Daniele Nerini
Dr. Nerini research has contributed to bridging stochastic modeling and machine learning in the context of weather and climate prediction. Early on, I worked on stochastic simulation of precipitation fields, improving how variability and uncertainty are represented in nowcasting applications. Building on this expertise, I later extended my work to machine learning–based approaches to forecasting, with a particular focus on robustness for operational use. These efforts resulted in new methods and practical implementations that demonstrate how AI can complement traditional numerical weather prediction, especially in nowcasting and statistical postprocessing. This line of work has informed collaborations between research institutions and operational weather services, where my contributions helped shape the integration of AI into forecasting pipelines.

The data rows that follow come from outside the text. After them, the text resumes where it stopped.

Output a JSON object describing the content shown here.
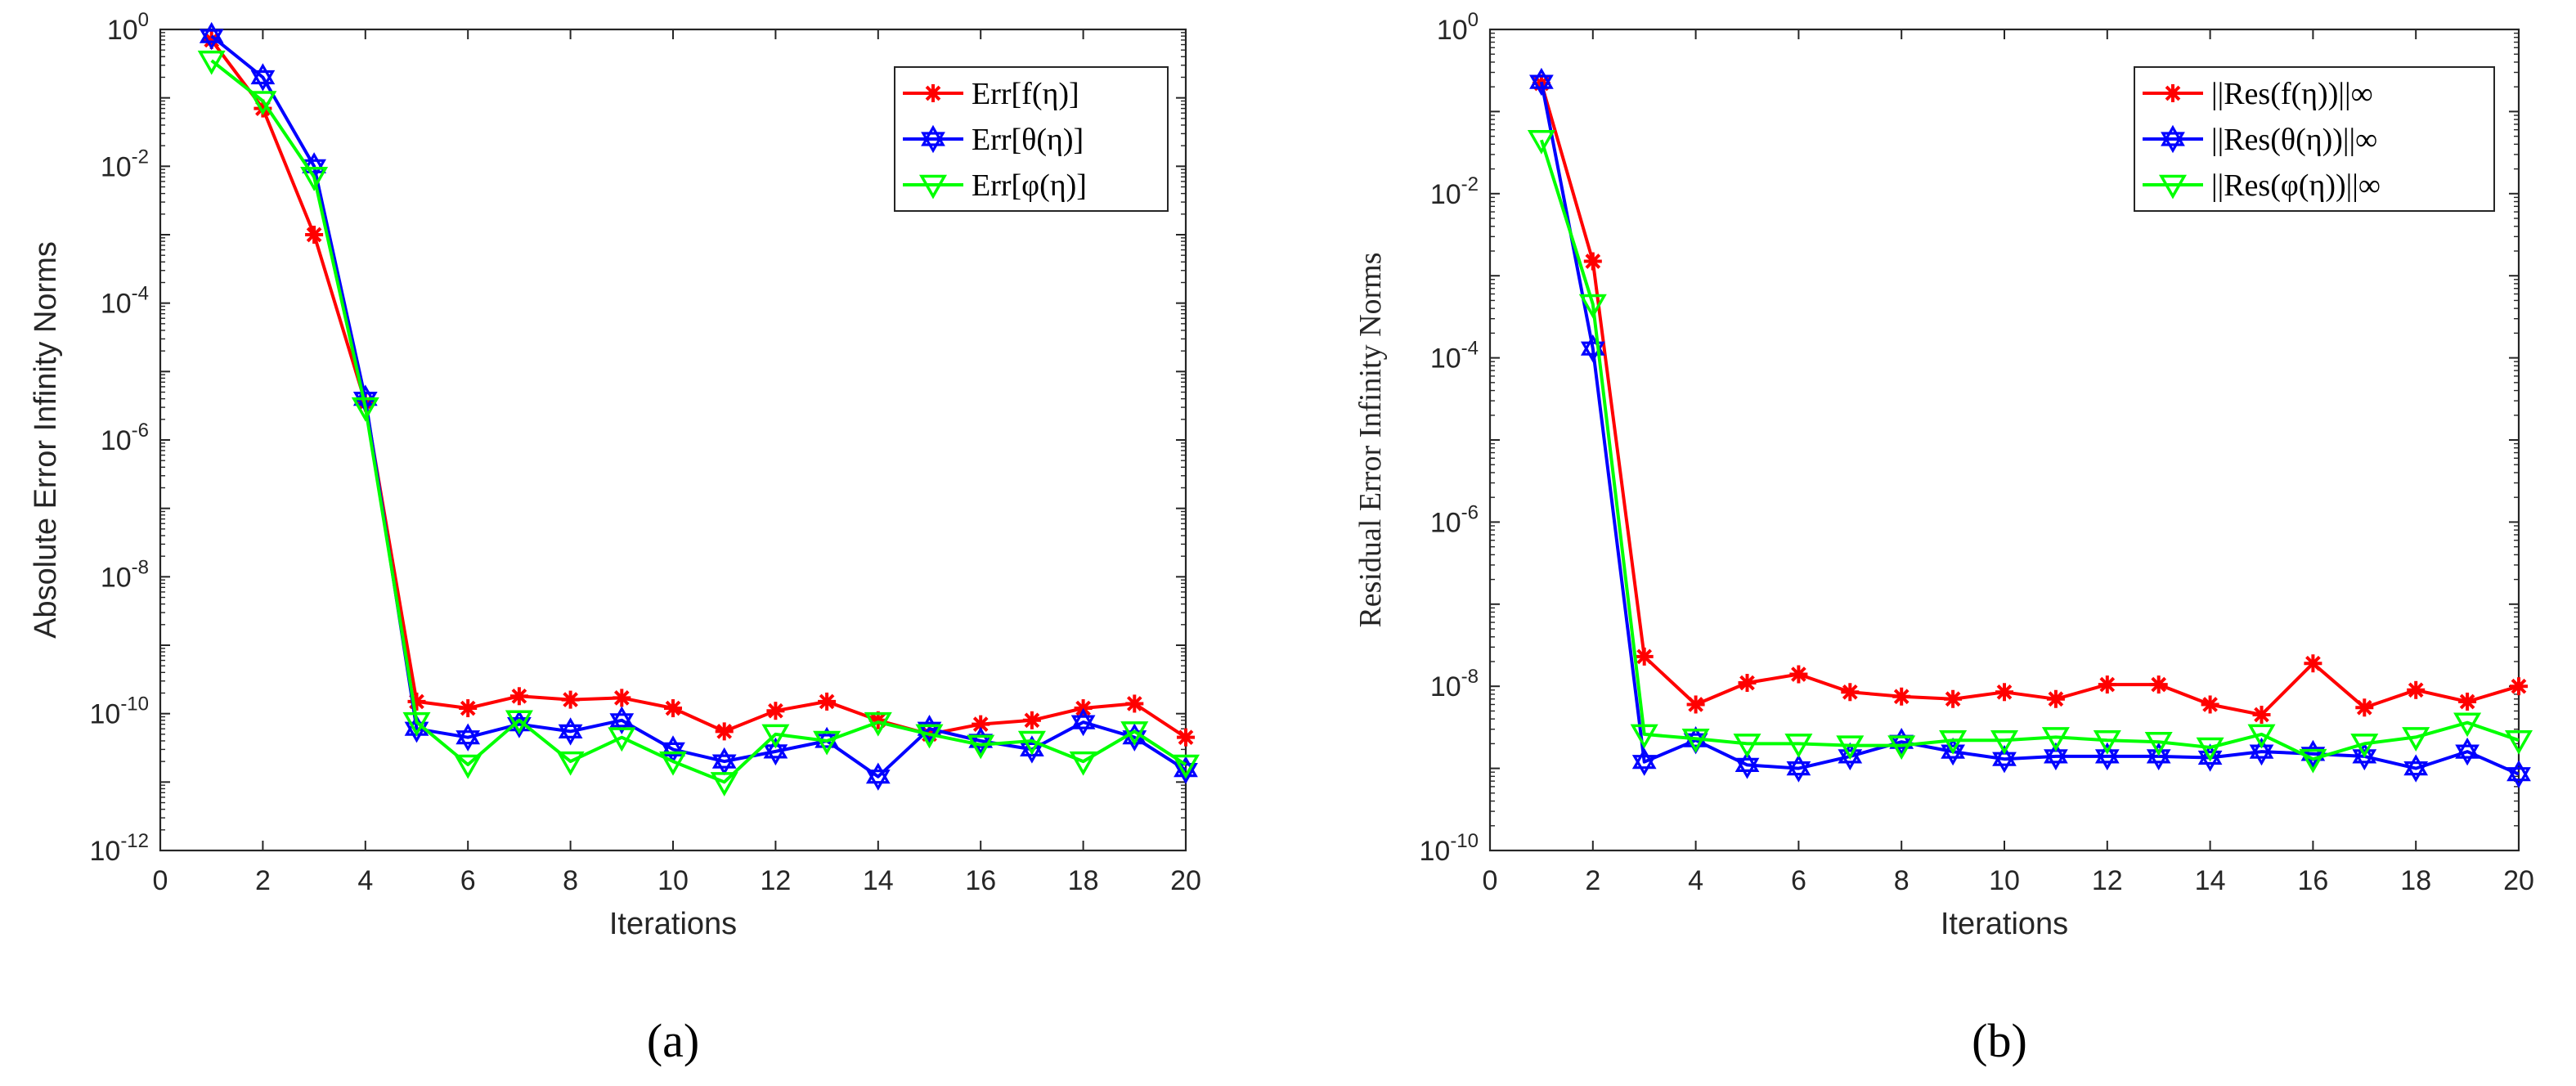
{
  "chart_data": [
    {
      "type": "line",
      "panel_label": "(a)",
      "xlabel": "Iterations",
      "ylabel": "Absolute Error Infinity Norms",
      "xlim": [
        0,
        20
      ],
      "ylim_log10": [
        -12,
        0
      ],
      "yscale": "log",
      "xticks": [
        0,
        2,
        4,
        6,
        8,
        10,
        12,
        14,
        16,
        18,
        20
      ],
      "yticks": [
        "10^0",
        "10^-2",
        "10^-4",
        "10^-6",
        "10^-8",
        "10^-10",
        "10^-12"
      ],
      "legend_position": "top-right",
      "x": [
        1,
        2,
        3,
        4,
        5,
        6,
        7,
        8,
        9,
        10,
        11,
        12,
        13,
        14,
        15,
        16,
        17,
        18,
        19,
        20
      ],
      "series": [
        {
          "name": "Err[f(η)]",
          "marker": "asterisk",
          "color": "#ff0000",
          "values": [
            0.7,
            0.07,
            0.001,
            3.5e-06,
            1.5e-10,
            1.2e-10,
            1.8e-10,
            1.6e-10,
            1.7e-10,
            1.2e-10,
            5.5e-11,
            1.1e-10,
            1.5e-10,
            8e-11,
            5e-11,
            7e-11,
            8e-11,
            1.2e-10,
            1.4e-10,
            4.5e-11
          ]
        },
        {
          "name": "Err[θ(η)]",
          "marker": "hexagram",
          "color": "#0000ff",
          "values": [
            0.8,
            0.2,
            0.01,
            4e-06,
            6e-11,
            4.5e-11,
            7e-11,
            5.5e-11,
            8e-11,
            3e-11,
            2e-11,
            2.8e-11,
            4e-11,
            1.2e-11,
            6e-11,
            4e-11,
            3e-11,
            7.5e-11,
            4.5e-11,
            1.5e-11
          ]
        },
        {
          "name": "Err[φ(η)]",
          "marker": "triangle-down",
          "color": "#00ff00",
          "values": [
            0.35,
            0.09,
            0.007,
            3e-06,
            7.5e-11,
            1.8e-11,
            8e-11,
            2e-11,
            4.5e-11,
            2e-11,
            1e-11,
            5e-11,
            4e-11,
            7.5e-11,
            5e-11,
            3.5e-11,
            4e-11,
            2e-11,
            5.5e-11,
            1.8e-11
          ]
        }
      ]
    },
    {
      "type": "line",
      "panel_label": "(b)",
      "xlabel": "Iterations",
      "ylabel": "Residual Error Infinity Norms",
      "xlim": [
        0,
        20
      ],
      "ylim_log10": [
        -10,
        0
      ],
      "yscale": "log",
      "xticks": [
        0,
        2,
        4,
        6,
        8,
        10,
        12,
        14,
        16,
        18,
        20
      ],
      "yticks": [
        "10^0",
        "10^-2",
        "10^-4",
        "10^-6",
        "10^-8",
        "10^-10"
      ],
      "legend_position": "top-right",
      "x": [
        1,
        2,
        3,
        4,
        5,
        6,
        7,
        8,
        9,
        10,
        11,
        12,
        13,
        14,
        15,
        16,
        17,
        18,
        19,
        20
      ],
      "series": [
        {
          "name": "||Res(f(η))||∞",
          "marker": "asterisk",
          "color": "#ff0000",
          "values": [
            0.22,
            0.0015,
            2.3e-08,
            6e-09,
            1.1e-08,
            1.4e-08,
            8.5e-09,
            7.5e-09,
            7e-09,
            8.5e-09,
            7e-09,
            1.05e-08,
            1.05e-08,
            6e-09,
            4.5e-09,
            1.9e-08,
            5.5e-09,
            9e-09,
            6.5e-09,
            1e-08
          ]
        },
        {
          "name": "||Res(θ(η))||∞",
          "marker": "hexagram",
          "color": "#0000ff",
          "values": [
            0.23,
            0.00013,
            1.2e-09,
            2.2e-09,
            1.1e-09,
            1e-09,
            1.4e-09,
            2.1e-09,
            1.6e-09,
            1.3e-09,
            1.4e-09,
            1.4e-09,
            1.4e-09,
            1.35e-09,
            1.6e-09,
            1.5e-09,
            1.4e-09,
            1e-09,
            1.6e-09,
            8.5e-10
          ]
        },
        {
          "name": "||Res(φ(η))||∞",
          "marker": "triangle-down",
          "color": "#00ff00",
          "values": [
            0.045,
            0.00045,
            2.6e-09,
            2.3e-09,
            2e-09,
            2e-09,
            1.9e-09,
            1.9e-09,
            2.2e-09,
            2.2e-09,
            2.4e-09,
            2.2e-09,
            2.1e-09,
            1.8e-09,
            2.6e-09,
            1.3e-09,
            2e-09,
            2.4e-09,
            3.6e-09,
            2.2e-09
          ]
        }
      ]
    }
  ]
}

Beyond methodological advances, he has played a central role in building collaborative infrastructures that enable data-driven research in meteorology and climate. At MeteoSwiss, in close collaboration with international partners, I have coordinated and contributed to projects that provide open-source software, shared datasets, and reproducible workflows for AI in weather prediction. I have emphasized practices that ensure scientific rigor, transparency, and long-term usability of data and code. These efforts have allowed the wider community — from researchers to operational forecasters — to access, test, and improve state-of-the-art methods. This work has supported the growth of an international research network at the interface of atmospheric sciences and data science.